O LOBO DE WALL STREET

Vendam-me a alma
Elena Rossato

«Chamo-me Jordan Belfort. No ano em que completei 26 anos ganhei 49 milhões de dólares, o que me deixou furioso, porque faltavam-me só três para ter obtido uma média de um milhão por semana». Com este começo, Martin Scorsese (realizador) e Leonardo di Caprio (o fantástico protagonista), catapultam-nos para o “inferno”. Um inferno feito de casas de luxo, iates, sexo, dinheiro, droga.

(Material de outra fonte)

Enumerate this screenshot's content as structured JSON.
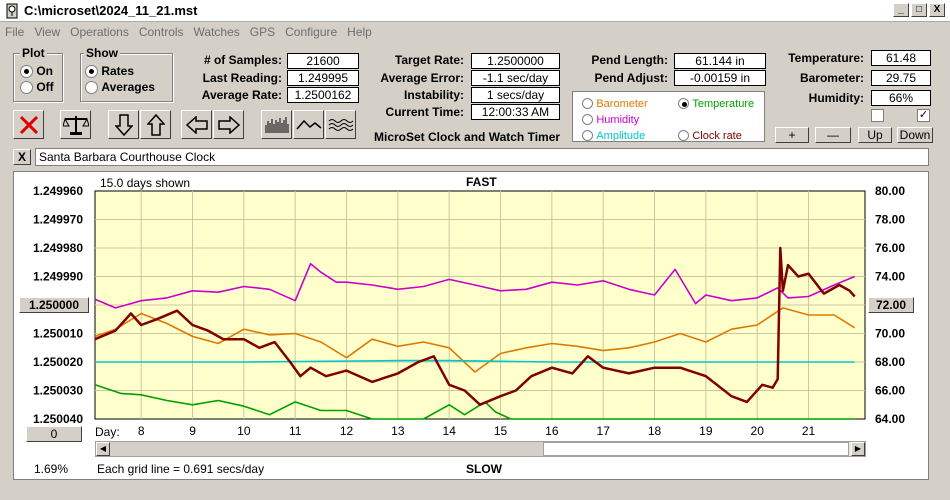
{
  "window": {
    "title": "C:\\microset\\2024_11_21.mst",
    "minimize": "_",
    "maximize": "□",
    "close": "X"
  },
  "menu": [
    "File",
    "View",
    "Operations",
    "Controls",
    "Watches",
    "GPS",
    "Configure",
    "Help"
  ],
  "plot_group": {
    "title": "Plot",
    "on": "On",
    "off": "Off",
    "selected": "On"
  },
  "show_group": {
    "title": "Show",
    "rates": "Rates",
    "averages": "Averages",
    "selected": "Rates"
  },
  "stats": {
    "samples_label": "# of Samples:",
    "samples": "21600",
    "last_reading_label": "Last Reading:",
    "last_reading": "1.249995",
    "average_rate_label": "Average Rate:",
    "average_rate": "1.2500162",
    "target_rate_label": "Target Rate:",
    "target_rate": "1.2500000",
    "average_error_label": "Average Error:",
    "average_error": "-1.1 sec/day",
    "instability_label": "Instability:",
    "instability": "1 secs/day",
    "current_time_label": "Current Time:",
    "current_time": "12:00:33 AM",
    "pend_length_label": "Pend Length:",
    "pend_length": "61.144 in",
    "pend_adjust_label": "Pend Adjust:",
    "pend_adjust": "-0.00159 in",
    "temperature_label": "Temperature:",
    "temperature": "61.48",
    "barometer_label": "Barometer:",
    "barometer": "29.75",
    "humidity_label": "Humidity:",
    "humidity": "66%"
  },
  "app_name": "MicroSet Clock and Watch Timer",
  "overlay_options": {
    "barometer": "Barometer",
    "temperature": "Temperature",
    "humidity": "Humidity",
    "amplitude": "Amplitude",
    "clock_rate": "Clock rate",
    "selected": "Temperature",
    "colors": {
      "barometer": "#e07800",
      "temperature": "#00a000",
      "humidity": "#cc00cc",
      "amplitude": "#00c8c8",
      "clock_rate": "#800000"
    }
  },
  "adjust_buttons": {
    "plus": "+",
    "minus": "—",
    "up": "Up",
    "down": "Down"
  },
  "checkboxes": {
    "left": false,
    "right": true
  },
  "clock_name": "Santa Barbara Courthouse Clock",
  "clock_close": "X",
  "chart_data": {
    "type": "line",
    "days_shown": "15.0 days shown",
    "top_label": "FAST",
    "bottom_label": "SLOW",
    "grid_note": "Each grid line = 0.691 secs/day",
    "left_button": "1.250000",
    "right_button": "72.00",
    "scroll_value": "0",
    "percent": "1.69%",
    "x_label": "Day:",
    "x_ticks": [
      "8",
      "9",
      "10",
      "11",
      "12",
      "13",
      "14",
      "15",
      "16",
      "17",
      "18",
      "19",
      "20",
      "21"
    ],
    "x_tick_days": [
      8,
      9,
      10,
      11,
      12,
      13,
      14,
      15,
      16,
      17,
      18,
      19,
      20,
      21
    ],
    "xlim": [
      7.1,
      22.1
    ],
    "y_left_ticks": [
      "1.249960",
      "1.249970",
      "1.249980",
      "1.249990",
      "1.250000",
      "1.250010",
      "1.250020",
      "1.250030",
      "1.250040"
    ],
    "y_left_range": [
      1.24996,
      1.25004
    ],
    "y_right_ticks": [
      "80.00",
      "78.00",
      "76.00",
      "74.00",
      "72.00",
      "70.00",
      "68.00",
      "66.00",
      "64.00"
    ],
    "y_right_range": [
      64,
      80
    ],
    "series": [
      {
        "name": "Humidity",
        "axis": "right",
        "color": "#cc00cc",
        "x": [
          7.1,
          7.5,
          8,
          8.5,
          9,
          9.5,
          10,
          10.5,
          11,
          11.3,
          11.5,
          11.8,
          12,
          12.5,
          13,
          13.5,
          14,
          14.5,
          15,
          15.5,
          16,
          16.5,
          17,
          17.5,
          18,
          18.4,
          18.8,
          19,
          19.5,
          20,
          20.4,
          20.6,
          21,
          21.5,
          21.9
        ],
        "y": [
          72.4,
          71.8,
          72.3,
          72.5,
          73.0,
          72.9,
          73.3,
          73.1,
          72.3,
          74.9,
          74.3,
          73.6,
          73.6,
          73.4,
          73.1,
          73.3,
          73.8,
          73.4,
          73.0,
          73.1,
          73.6,
          73.4,
          73.7,
          73.1,
          72.7,
          74.5,
          72.1,
          72.7,
          72.3,
          72.5,
          73.2,
          72.5,
          72.6,
          73.4,
          74.0
        ]
      },
      {
        "name": "Barometer",
        "axis": "right",
        "color": "#e07800",
        "x": [
          7.1,
          7.5,
          8,
          8.5,
          9,
          9.5,
          10,
          10.5,
          11,
          11.5,
          12,
          12.5,
          13,
          13.5,
          14,
          14.5,
          15,
          15.5,
          16,
          16.5,
          17,
          17.5,
          18,
          18.5,
          19,
          19.5,
          20,
          20.5,
          21,
          21.5,
          21.9
        ],
        "y": [
          69.8,
          70.3,
          71.4,
          70.7,
          69.8,
          69.3,
          70.3,
          69.9,
          70.0,
          69.4,
          68.3,
          69.6,
          69.1,
          69.4,
          69.0,
          67.3,
          68.6,
          69.0,
          69.3,
          69.1,
          68.8,
          69.0,
          69.4,
          70.0,
          69.4,
          70.3,
          70.6,
          71.8,
          71.3,
          71.3,
          70.4
        ]
      },
      {
        "name": "Amplitude",
        "axis": "right",
        "color": "#00c8c8",
        "x": [
          7.1,
          10,
          13,
          14,
          16,
          19,
          21.9
        ],
        "y": [
          68.0,
          68.0,
          68.1,
          68.1,
          68.0,
          68.0,
          68.0
        ]
      },
      {
        "name": "Temperature",
        "axis": "right",
        "color": "#00a000",
        "x": [
          7.1,
          7.6,
          8,
          8.5,
          9,
          9.5,
          10,
          10.5,
          11,
          11.5,
          12,
          12.5,
          13,
          13.5,
          14,
          14.3,
          14.7,
          14.9,
          15.2,
          16,
          18,
          20,
          21.9
        ],
        "y": [
          66.4,
          65.8,
          65.7,
          65.3,
          65.0,
          65.3,
          64.9,
          64.3,
          65.2,
          64.6,
          64.6,
          64.0,
          64.0,
          64.0,
          65.0,
          64.3,
          65.2,
          64.5,
          64.0,
          64.0,
          64.0,
          64.0,
          64.0
        ]
      },
      {
        "name": "Clock rate",
        "axis": "left",
        "color": "#800000",
        "x": [
          7.1,
          7.5,
          7.8,
          8,
          8.3,
          8.7,
          9,
          9.3,
          9.6,
          10,
          10.3,
          10.6,
          10.9,
          11.1,
          11.3,
          11.6,
          12,
          12.5,
          13,
          13.4,
          13.7,
          14,
          14.3,
          14.6,
          15,
          15.3,
          15.6,
          16,
          16.4,
          16.7,
          17,
          17.5,
          18,
          18.5,
          19,
          19.5,
          19.8,
          20.1,
          20.3,
          20.4,
          20.45,
          20.5,
          20.6,
          20.8,
          21,
          21.3,
          21.6,
          21.8,
          21.9
        ],
        "y": [
          1.250012,
          1.250009,
          1.250003,
          1.250007,
          1.250005,
          1.250002,
          1.250007,
          1.250009,
          1.250012,
          1.250012,
          1.250015,
          1.250013,
          1.25002,
          1.250025,
          1.250022,
          1.250025,
          1.250023,
          1.250027,
          1.250024,
          1.25002,
          1.250018,
          1.250028,
          1.25003,
          1.250035,
          1.250032,
          1.25003,
          1.250025,
          1.250022,
          1.250024,
          1.250018,
          1.250022,
          1.250024,
          1.250022,
          1.250022,
          1.250025,
          1.250032,
          1.250034,
          1.250028,
          1.250029,
          1.250026,
          1.24998,
          1.249995,
          1.249986,
          1.24999,
          1.249989,
          1.249996,
          1.249993,
          1.249995,
          1.249997
        ]
      }
    ]
  }
}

O filme é a história, nua, cruíssima, e até demasiado real, da ascensão e queda de Jordan Belfort, um tubarão da finança, o “lobo” de Wall Street, como foi apelidado por uma jornalista da Forbes. Não há redenção no filme, só factos, uma orgia de factos que nos engole, que nos arrasta cada vez mais para baixo, que nos tira o ar. Encontramo-nos no coração pulsante da finança, da economia, e como a economia é a grande ciência do limite (recursos escassos, desejos infinitos), inconscientemente Scorcese coloca-nos diante da tentação de todos os homens: «Dar-te-ei isto tudo, se tu, ajoelhando-te, me adorares». Esta exigência peremptória ouve-se primeiro calmamente e, depois, é quase que gritada nas cenas de depravação cada vez mais alucinantes que se sucedem a um ritmo premente. No início é um murmúrio, é a voz cheia de realismo da mulher que, inconsciente, diz a Jordan: «Mas tu não podes ser repositor, és demasiado ambicioso», depois é o exército de jovens que lhe pedem para trabalhar com ele, depois são os primeiros sucessos obtidos enganando os clientes… entretanto, o tom da exigência aumenta, e com isso a ambição, a necessidade de sexo, de droga, até já não restar nada de humano. E é então que vemos Jordan , drogado, obrigado a rastejar por terra como um verme para chegar ao seu próprio Porsche; vemo-lo em pânico, no meio duma tempestade em alto mar, pedindo droga porque não quer morrer “consciente”; vemos a equipa dos “brokers” a uivar e a bater no peito como macacos.

Jordan Belfort será detido pelo FBI, aceitará colaborar, cumprirá 22 meses de prisão e voltará a trabalhar na área da “motivação” no mercado de vendas. Esta exigência, porém, no fim do filme, será dirigida também a nós. Duas cenas que se contrapõem; dum lado, vemos o agente do FBI que deteve Jordan, um homem honesto, pobre, que para regressar a casa apanha o metro, onde vê tantos outros, pobres como ele; do outro lado, Jordan, que joga ténis numa prisão de luxo e, depois de sair, no papel dum “guru” das vendas que pede à plateia: «Venda-me esta caneta», «…dê-me a alma»: cabe-nos a nós escolher.